The first in-person negotiating round for an economic pact the US hopes will build Indo-Pacific trade links and counter China’s influence in the region takes place in Australia this weekend, with Washington seeking progress on critical areas such as trade facilitation and agriculture.

Officials from 14 member countries — which represent 40% of global gross domestic product — will gather in Brisbane on Dec. 10 to discuss developments in the Indo-Pacific Economic Framework — launched by President Joe Biden in May. It’s the most significant US economic engagement in the region since former President Donald Trump abandoned the Trans-Pacific Partnership, negotiated under former President Barack Obama.

It focuses on four pillars that seek to increase trade links, strengthen global supply chains, promote infrastructure investment and decarbonization, and establish new rules on tax and anti-corruption.

The US has shared the text for discussion on the second pillar on supply chains, as well as the fourth on tax and anti-corruption issues, an administration official told reporters Wednesday. A concept paper on the third area relating to investment and good regulatory practices is also ready. A separate chapter on digital-economy rules involving data localization and flows will be ready in the new year, a separate official said.

One of the officials said the IPEF partners — which include India, Japan, South Korea and New Zealand — are working at a fast pace and have been making concrete progress since ministers of member nations convened in Los Angeles in September. Last month, US Trade Representative Katherine Tai said an agreement is possible within the next two years.

Some lawmakers and business executives have criticized Biden’s IPEF for stopping short of reducing tariffs — something accomplished by the Comprehensive and Progressive Agreement for Trans-Pacific Partnership, a successor to the TPP that does not include the US.

US allies in Asia would also have preferred a more traditional trade deal that offered greater access to US markets, but are considering the IPEF as the Biden administration’s offer.

Other News

South Korean lawmakers approved a measure that would revise the way the country tallies a person’s age, ending a system that counted newborns as a year old and meaning that most of its citizens are about to get younger.

The bill passed by the National Assembly on Thursday would scrap the country’s widely used “Korean age” counting standard, which typically added a year or even two to a person’s age compared to the counting system used in most of the world, that starts the clock at zero and begins counting years on the next birthday.

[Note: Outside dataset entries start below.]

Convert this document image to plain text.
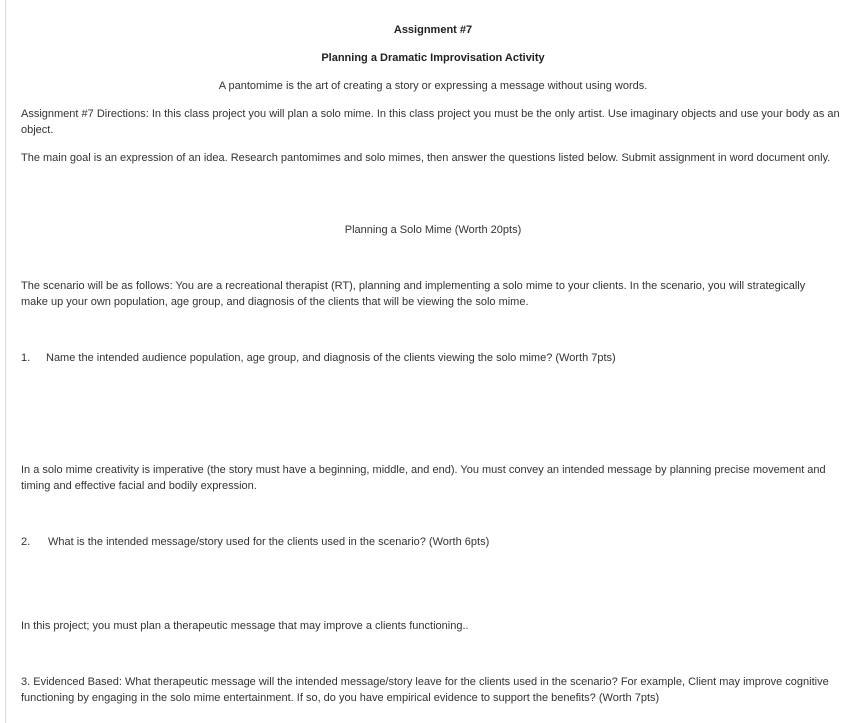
Assignment #7
Planning a Dramatic Improvisation Activity
A pantomime is the art of creating a story or expressing a message without using words.
Assignment #7 Directions: In this class project you will plan a solo mime. In this class project you must be the only artist. Use imaginary objects and use your body as an object.
The main goal is an expression of an idea. Research pantomimes and solo mimes, then answer the questions listed below. Submit assignment in word document only.
Planning a Solo Mime (Worth 20pts)
The scenario will be as follows: You are a recreational therapist (RT), planning and implementing a solo mime to your clients. In the scenario, you will strategically make up your own population, age group, and diagnosis of the clients that will be viewing the solo mime.
1. Name the intended audience population, age group, and diagnosis of the clients viewing the solo mime? (Worth 7pts)
In a solo mime creativity is imperative (the story must have a beginning, middle, and end). You must convey an intended message by planning precise movement and timing and effective facial and bodily expression.
2. What is the intended message/story used for the clients used in the scenario? (Worth 6pts)
In this project; you must plan a therapeutic message that may improve a clients functioning..
3. Evidenced Based: What therapeutic message will the intended message/story leave for the clients used in the scenario? For example, Client may improve cognitive functioning by engaging in the solo mime entertainment. If so, do you have empirical evidence to support the benefits? (Worth 7pts)
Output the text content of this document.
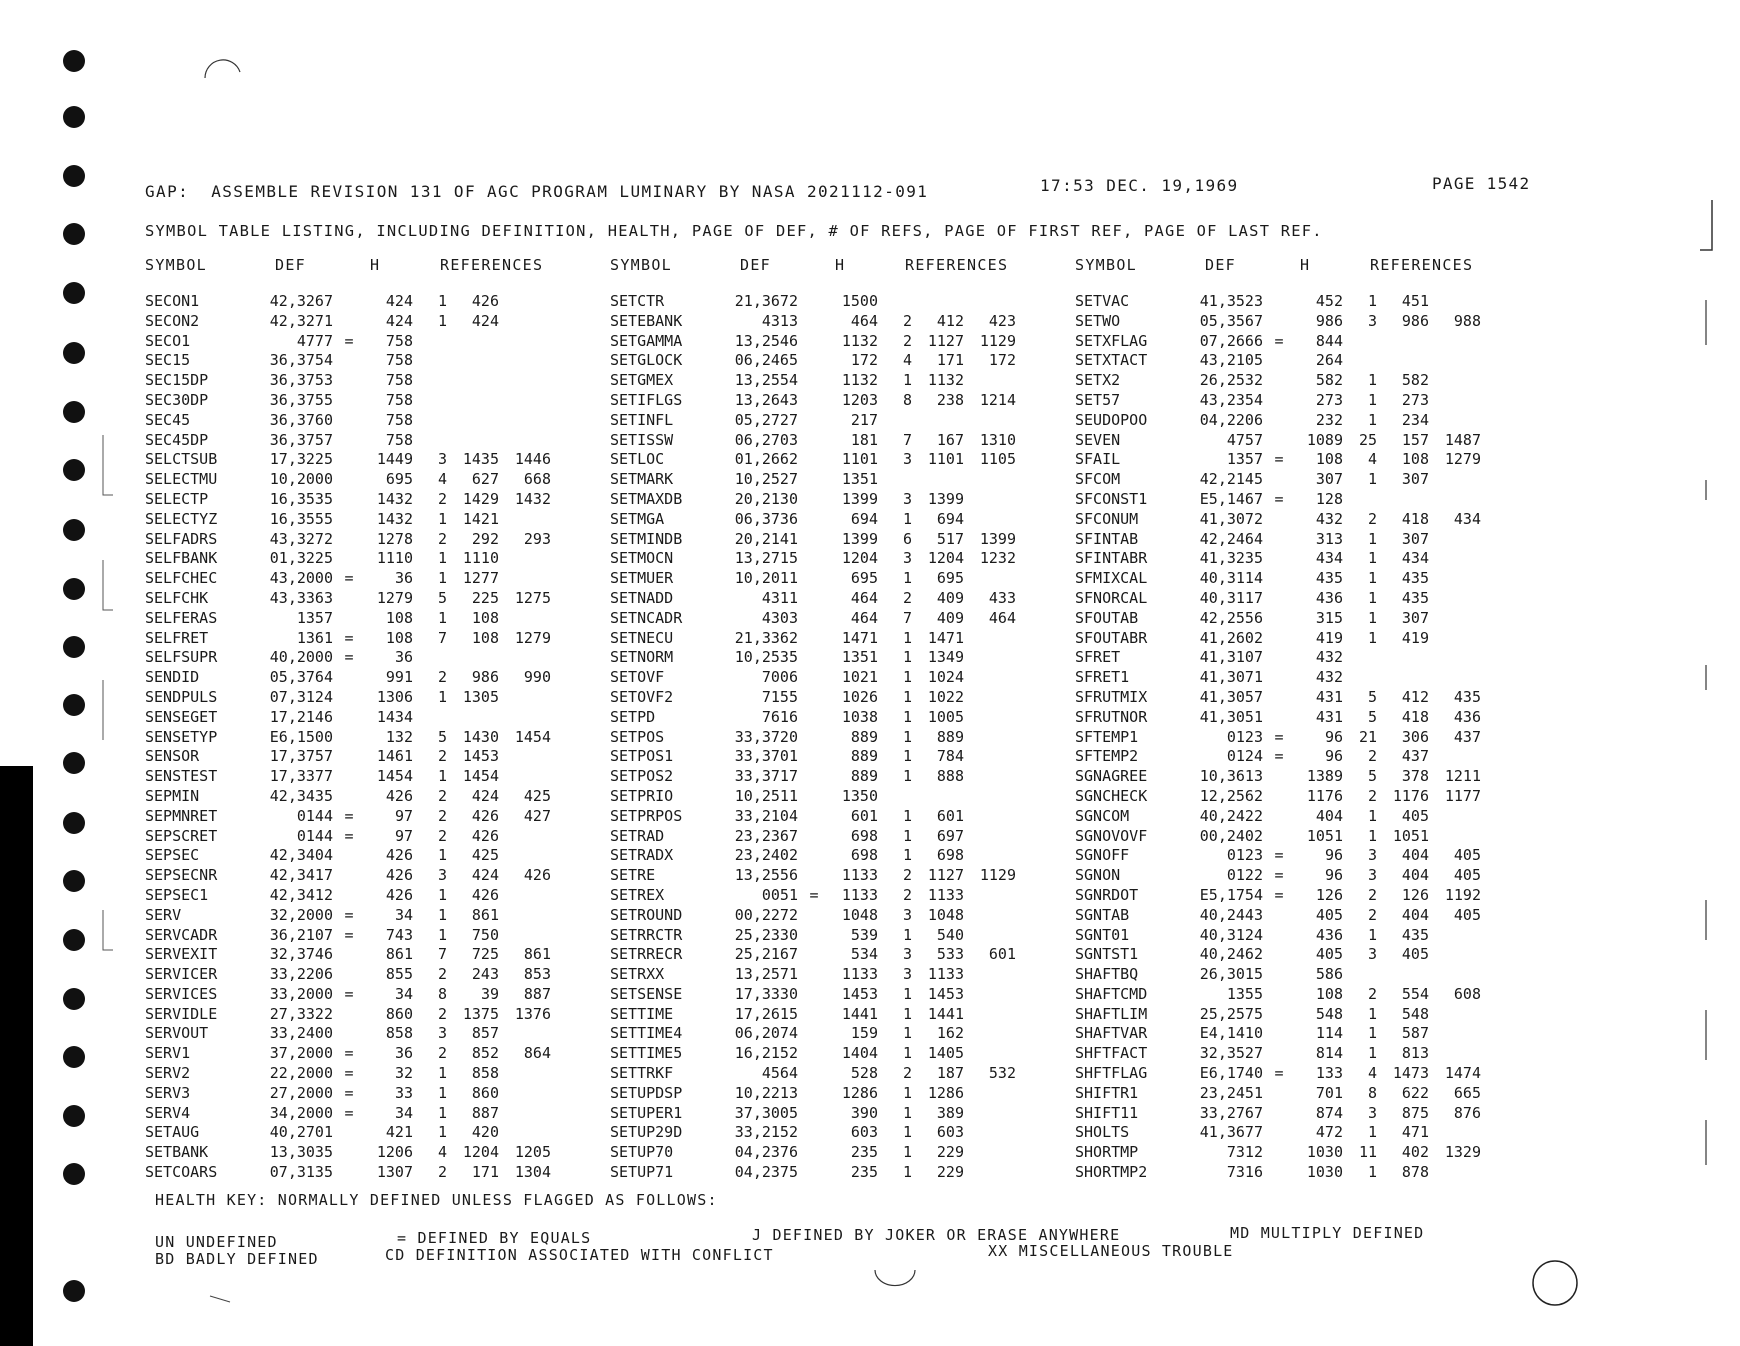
GAP:  ASSEMBLE REVISION 131 OF AGC PROGRAM LUMINARY BY NASA 2021112-091	17:53 DEC. 19,1969	PAGE 1542
SYMBOL TABLE LISTING, INCLUDING DEFINITION, HEALTH, PAGE OF DEF, # OF REFS, PAGE OF FIRST REF, PAGE OF LAST REF.
SYMBOL	DEF	H	REFERENCES
SECON1	42,3267	424	1	426
SECON2	42,3271	424	1	424
SECO1	4777 =	758
SEC15	36,3754	758
SEC15DP	36,3753	758
SEC30DP	36,3755	758
SEC45	36,3760	758
SEC45DP	36,3757	758
SELCTSUB	17,3225	1449	3	1435	1446
SELECTMU	10,2000	695	4	627	668
SELECTP	16,3535	1432	2	1429	1432
SELECTYZ	16,3555	1432	1	1421
SELFADRS	43,3272	1278	2	292	293
SELFBANK	01,3225	1110	1	1110
SELFCHEC	43,2000 =	36	1	1277
SELFCHK	43,3363	1279	5	225	1275
SELFERAS	1357	108	1	108
SELFRET	1361 =	108	7	108	1279
SELFSUPR	40,2000 =	36
SENDID	05,3764	991	2	986	990
SENDPULS	07,3124	1306	1	1305
SENSEGET	17,2146	1434
SENSETYP	E6,1500	132	5	1430	1454
SENSOR	17,3757	1461	2	1453
SENSTEST	17,3377	1454	1	1454
SEPMIN	42,3435	426	2	424	425
SEPMNRET	0144 =	97	2	426	427
SEPSCRET	0144 =	97	2	426
SEPSEC	42,3404	426	1	425
SEPSECNR	42,3417	426	3	424	426
SEPSEC1	42,3412	426	1	426
SERV	32,2000 =	34	1	861
SERVCADR	36,2107 =	743	1	750
SERVEXIT	32,3746	861	7	725	861
SERVICER	33,2206	855	2	243	853
SERVICES	33,2000 =	34	8	39	887
SERVIDLE	27,3322	860	2	1375	1376
SERVOUT	33,2400	858	3	857
SERV1	37,2000 =	36	2	852	864
SERV2	22,2000 =	32	1	858
SERV3	27,2000 =	33	1	860
SERV4	34,2000 =	34	1	887
SETAUG	40,2701	421	1	420
SETBANK	13,3035	1206	4	1204	1205
SETCOARS	07,3135	1307	2	171	1304
SYMBOL	DEF	H	REFERENCES
SETCTR	21,3672	1500
SETEBANK	4313	464	2	412	423
SETGAMMA	13,2546	1132	2	1127	1129
SETGLOCK	06,2465	172	4	171	172
SETGMEX	13,2554	1132	1	1132
SETIFLGS	13,2643	1203	8	238	1214
SETINFL	05,2727	217
SETISSW	06,2703	181	7	167	1310
SETLOC	01,2662	1101	3	1101	1105
SETMARK	10,2527	1351
SETMAXDB	20,2130	1399	3	1399
SETMGA	06,3736	694	1	694
SETMINDB	20,2141	1399	6	517	1399
SETMOCN	13,2715	1204	3	1204	1232
SETMUER	10,2011	695	1	695
SETNADD	4311	464	2	409	433
SETNCADR	4303	464	7	409	464
SETNECU	21,3362	1471	1	1471
SETNORM	10,2535	1351	1	1349
SETOVF	7006	1021	1	1024
SETOVF2	7155	1026	1	1022
SETPD	7616	1038	1	1005
SETPOS	33,3720	889	1	889
SETPOS1	33,3701	889	1	784
SETPOS2	33,3717	889	1	888
SETPRIO	10,2511	1350
SETPRPOS	33,2104	601	1	601
SETRAD	23,2367	698	1	697
SETRADX	23,2402	698	1	698
SETRE	13,2556	1133	2	1127	1129
SETREX	0051 =	1133	2	1133
SETROUND	00,2272	1048	3	1048
SETRRCTR	25,2330	539	1	540
SETRRECR	25,2167	534	3	533	601
SETRXX	13,2571	1133	3	1133
SETSENSE	17,3330	1453	1	1453
SETTIME	17,2615	1441	1	1441
SETTIME4	06,2074	159	1	162
SETTIME5	16,2152	1404	1	1405
SETTRKF	4564	528	2	187	532
SETUPDSP	10,2213	1286	1	1286
SETUPER1	37,3005	390	1	389
SETUP29D	33,2152	603	1	603
SETUP70	04,2376	235	1	229
SETUP71	04,2375	235	1	229
SYMBOL	DEF	H	REFERENCES
SETVAC	41,3523	452	1	451
SETWO	05,3567	986	3	986	988
SETXFLAG	07,2666 =	844
SETXTACT	43,2105	264
SETX2	26,2532	582	1	582
SET57	43,2354	273	1	273
SEUDOPOO	04,2206	232	1	234
SEVEN	4757	1089	25	157	1487
SFAIL	1357 =	108	4	108	1279
SFCOM	42,2145	307	1	307
SFCONST1	E5,1467 =	128
SFCONUM	41,3072	432	2	418	434
SFINTAB	42,2464	313	1	307
SFINTABR	41,3235	434	1	434
SFMIXCAL	40,3114	435	1	435
SFNORCAL	40,3117	436	1	435
SFOUTAB	42,2556	315	1	307
SFOUTABR	41,2602	419	1	419
SFRET	41,3107	432
SFRET1	41,3071	432
SFRUTMIX	41,3057	431	5	412	435
SFRUTNOR	41,3051	431	5	418	436
SFTEMP1	0123 =	96	21	306	437
SFTEMP2	0124 =	96	2	437
SGNAGREE	10,3613	1389	5	378	1211
SGNCHECK	12,2562	1176	2	1176	1177
SGNCOM	40,2422	404	1	405
SGNOVOVF	00,2402	1051	1	1051
SGNOFF	0123 =	96	3	404	405
SGNON	0122 =	96	3	404	405
SGNRDOT	E5,1754 =	126	2	126	1192
SGNTAB	40,2443	405	2	404	405
SGNT01	40,3124	436	1	435
SGNTST1	40,2462	405	3	405
SHAFTBQ	26,3015	586
SHAFTCMD	1355	108	2	554	608
SHAFTLIM	25,2575	548	1	548
SHAFTVAR	E4,1410	114	1	587
SHFTFACT	32,3527	814	1	813
SHFTFLAG	E6,1740 =	133	4	1473	1474
SHIFTR1	23,2451	701	8	622	665
SHIFT11	33,2767	874	3	875	876
SHOLTS	41,3677	472	1	471
SHORTMP	7312	1030	11	402	1329
SHORTMP2	7316	1030	1	878
HEALTH KEY: NORMALLY DEFINED UNLESS FLAGGED AS FOLLOWS:
UN UNDEFINED	= DEFINED BY EQUALS	J DEFINED BY JOKER OR ERASE ANYWHERE	MD MULTIPLY DEFINED
BD BADLY DEFINED	CD DEFINITION ASSOCIATED WITH CONFLICT	XX MISCELLANEOUS TROUBLE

President Yoon Suk Yeol sought the change when he ran for office this year and the move is set to take effect in June. His government has said removing the Korean age system would prevent confusion in processing administrative and medical service.

“With the passage of the amendment today, all citizens of our country will become younger by one or two years starting next June,” Yoon’s office said after the bill’s passage.

The move would also prevent legal disputes surrounding the age system on signed contracts and make it easier for citizens who often have one age at home and another age as recognized by global standards.

Historians have trouble pinpointing a government decree for the current system seen as a remnant of the ancient culture of Korea, China and Japan. That system grouped all babies to the year they were born, and they then all turned a year older when the calendar clicked over. This meant a child delivered on Dec. 31 was considered a year old, and turned two the next day when the new year started.

North Korea got rid of the antiquated system in the 1980s and used the global standard.

The age system has caused strains in South Korean legal matters. For example, a “juvenile” under the law is a person under 19, but 19 is defined as a person who will not achieve the age of 19 at a date after Jan. 1 of that year.

The public has been on board for dropping the old system. About 80% of respondents to government-affiliated survey conducted in September wanted to end “Korean age” counting.

“It would be difficult to find the origin of such practice,” said Lee Gi-jung, a spokeswoman for the Ministry of Government Legislation. “But South Korea is the only one that has been keeping it due to its rank-based society.”